5. Alex Ovechkin scored his 236th career power play goal on Monday night, tying Mario Lemieux for seventh place on the all-time list. If those were the only goals he had in his career, he would rank 33rd among all active players, tied with Tyler Seguin.
The Peerless’ Players to Ponder
Chicago: Chris Kunitz
It doesn’t matter what color jersey he wears, and he’s worn five of them, Chris Kunitz is among the most hated players in Capitals Nation in this era. And it is not as if he hasn’t had a lot of years to cultivate that reputation. Now in his 15th NHL season after being signed as an undrafted free agent by the Mighty Ducks of Anaheim in April 2003, Kunitz is the fifth-oldest skater to have dressed in the NHL this season at the age of 39. He is in his first season in Chicago after spending last season with the Tampa Bay Lightning, and based on his performance to date, perhaps the end of his career is in sight. He has two assists in 19 games this season while averaging a career low 10:52 in ice time per game. Kunitz has never accumulated penalty minutes proportionate to his reputation as an agitator (he hasn’t averaged a penalty minute per game in more than a decade, not since 2007-2008 with Anaheim), but this season he has only one penalty for two minutes in his 19 games of work. And, he has been a bit of an on-ice liability, even if indirectly. He is in plus territory only once this season (plus-1 in a wild 7-6 overtime loss to Toronto on October 7th) and is a minus-7 overall. Kunitz is 12-8-20, plus-5, in 36 career games against the Capitals.
Washington: Tom Wilson
Tom Wilson has waited a long time to make his season debut on home ice. He served 16 games of a 20-game suspension to start the season (reduced to 14 games, so he did recoup some of the lost wages), and then he returned to the ice in time to accompany his teammates on a four-game road trip. That it was a successful trip (3-1-0) seems not to be a coincidence with Wilson’s return. While he spent his first five NHL seasons developing a reputation for a hard-nosed (or “dirty,” depending on who you root for) player, he has developed as an offensive complement on the top line to Alex Ovechkin and Evgeny Kuznetsov (or Lars Eller, who has filled in for Kuznetsov in his absence due to injury).
His early career development has displayed consistent improvements in goals, assists, points, and shooting efficiency. But more than that, and in a manner that contemporary empirical measures might not be sufficiently sophisticated to capture, he has been what we here at “Peerless Central” refer to as the “emulsifier” between the oil of a Kuznetsov and the vinegar of an Ovechkin. He is not, and seems unlikely to become considered among the elite power forwards of this generation, but he seems to be that player who skills marry well to those of his linemates that make the whole even more than the sum of the parts.

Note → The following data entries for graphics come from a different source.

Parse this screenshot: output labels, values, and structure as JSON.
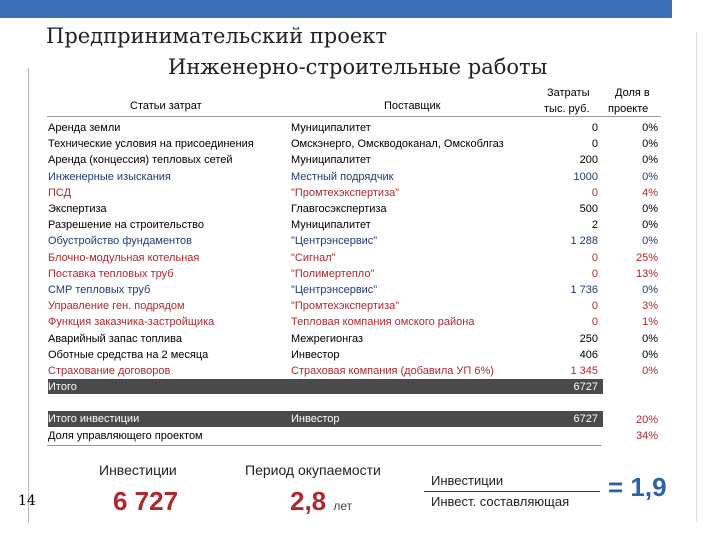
{
  "title": {
    "line1": "Предпринимательский проект",
    "line2": "Инженерно-строительные работы"
  },
  "table": {
    "headers": {
      "item": "Статьи затрат",
      "supplier": "Поставщик",
      "cost_line1": "Затраты",
      "cost_line2": "тыс. руб.",
      "share_line1": "Доля в",
      "share_line2": "проекте"
    },
    "rows": [
      {
        "item": "Аренда земли",
        "supplier": "Муниципалитет",
        "cost": "0",
        "share": "0%",
        "color": "#000000"
      },
      {
        "item": "Технические условия на присоединения",
        "supplier": "Омскэнерго, Омскводоканал, Омскоблгаз",
        "cost": "0",
        "share": "0%",
        "color": "#000000"
      },
      {
        "item": "Аренда (концессия) тепловых сетей",
        "supplier": "Муниципалитет",
        "cost": "200",
        "share": "0%",
        "color": "#000000"
      },
      {
        "item": "Инженерные изыскания",
        "supplier": "Местный подрядчик",
        "cost": "1000",
        "share": "0%",
        "color": "#1f3a7a"
      },
      {
        "item": "ПСД",
        "supplier": "\"Промтехэкспертиза\"",
        "cost": "0",
        "share": "4%",
        "color": "#b0282e"
      },
      {
        "item": "Экспертиза",
        "supplier": "Главгосэкспертиза",
        "cost": "500",
        "share": "0%",
        "color": "#000000"
      },
      {
        "item": "Разрешение на строительство",
        "supplier": "Муниципалитет",
        "cost": "2",
        "share": "0%",
        "color": "#000000"
      },
      {
        "item": "Обустройство фундаментов",
        "supplier": "\"Центрэнсервис\"",
        "cost": "1 288",
        "share": "0%",
        "color": "#1f3a7a"
      },
      {
        "item": "Блочно-модульная котельная",
        "supplier": "\"Сигнал\"",
        "cost": "0",
        "share": "25%",
        "color": "#b0282e"
      },
      {
        "item": "Поставка тепловых труб",
        "supplier": "\"Полимертепло\"",
        "cost": "0",
        "share": "13%",
        "color": "#b0282e"
      },
      {
        "item": "СМР тепловых труб",
        "supplier": "\"Центрэнсервис\"",
        "cost": "1 736",
        "share": "0%",
        "color": "#1f3a7a"
      },
      {
        "item": "Управление ген. подрядом",
        "supplier": "\"Промтехэкспертиза\"",
        "cost": "0",
        "share": "3%",
        "color": "#b0282e"
      },
      {
        "item": "Функция заказчика-застройщика",
        "supplier": "Тепловая компания омского района",
        "cost": "0",
        "share": "1%",
        "color": "#b0282e"
      },
      {
        "item": "Аварийный запас топлива",
        "supplier": "Межрегионгаз",
        "cost": "250",
        "share": "0%",
        "color": "#000000"
      },
      {
        "item": "Оботные средства на 2 месяца",
        "supplier": "Инвестор",
        "cost": "406",
        "share": "0%",
        "color": "#000000"
      },
      {
        "item": "Страхование договоров",
        "supplier": "Страховая компания (добавила УП 6%)",
        "cost": "1 345",
        "share": "0%",
        "color": "#b0282e"
      }
    ],
    "total": {
      "item": "Итого",
      "cost": "6727"
    },
    "investments": {
      "item": "Итого инвестиции",
      "supplier": "Инвестор",
      "cost": "6727",
      "share": "20%"
    },
    "manager_share": {
      "item": "Доля управляющего проектом",
      "share": "34%"
    }
  },
  "slide_number": "14",
  "kpi": {
    "investments_label": "Инвестиции",
    "investments_value": "6 727",
    "payback_label": "Период окупаемости",
    "payback_value": "2,8",
    "payback_unit": "лет"
  },
  "ratio": {
    "numerator": "Инвестиции",
    "denominator": "Инвест. составляющая",
    "value": "= 1,9"
  }
}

Certainly the early returns on his season to date suggest that. In ten career games against the Blackhawks, Wilson is 4-4-8, plus-6.
In the end…
Coming home from a road trip, the night before a holiday. It would seem that there are sufficient distractions surrounding this game to put the outcome in doubt. However, Chicago has plenty of problems of their own. They recently dismissed a legendary coach in Joel Quennville (who was 6-6-3) for a rookie coach in Jeremy Colliton (2-2-2), who is younger than a few of his players. It is a team that cannot score, especially on the road (ten goals in their last six road games and shut out twice). Their goaltender is trying to get back into a rhythm after spending the better part of a year recovering from a concussion. And, they haven’t won on the road in a month (0-5-1), not since a 4-1 win over the Blue Jackets in Columbus on October 20th. Even with the distractions, this is a game that the Capitals should win to achieve their first three-game winning streak of the season.